Há quem não tenha memória –
mas eu tenho. Por isso também me recordo de um jantar onde Francisco Pinto
Balsemão, dirigindo-se directamente ao ministro, que estava presente, considerou toda a legislação que ele estava a preparar
configurava uma “flagrante e constante insistência em proibir, travar, limitar,
burocratizar, impedir a adaptação e o aproveitamento, pelas empresas e pelos
profissionais, da revolução em curso”, isto é, da revolução digital. Como não
me esqueço que o seu objectivo, enquanto ministro, era acabar com “o jornalismo
de sarjeta”, como se isso fosse missão do poder político, como se disso não
pudessem resultar as mais indiscriminadas formas de censura.
Mesmo assim há algo que
aprecio em Augusto Santos Silva – a ausência de disfarces.

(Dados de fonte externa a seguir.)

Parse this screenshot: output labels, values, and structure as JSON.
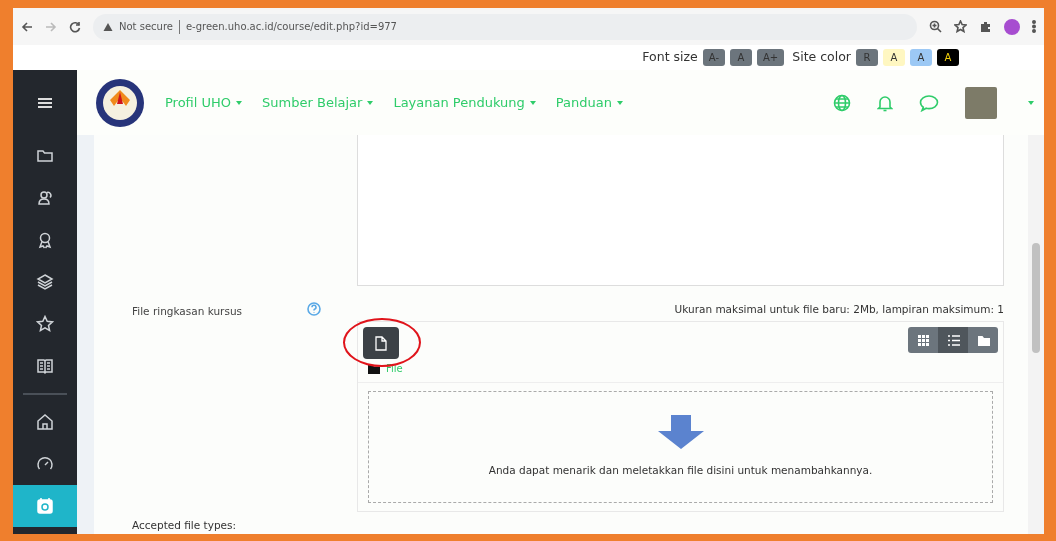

Ao terminar o seu
texto, escreve que “não faltam servos e cúmplices ao tiranete, quando está no
topo”, o que faz com conhecimento de causa, pois tem disso experiência e
honra. Mais: fá-lo com substância ao mostrar como, em Portugal, continua a
haver políticos que acham que os jornalistas só podem estar ao seu serviço, que
a verdade é apenas aquela que lhes convém e que a melhor atitude é ser como um
animal feroz. Bem haja por isso. Bem haja por nos refrescar a memória. Bem haja
por nos ajudar a perceber que o passado está sempre desejoso de regressar.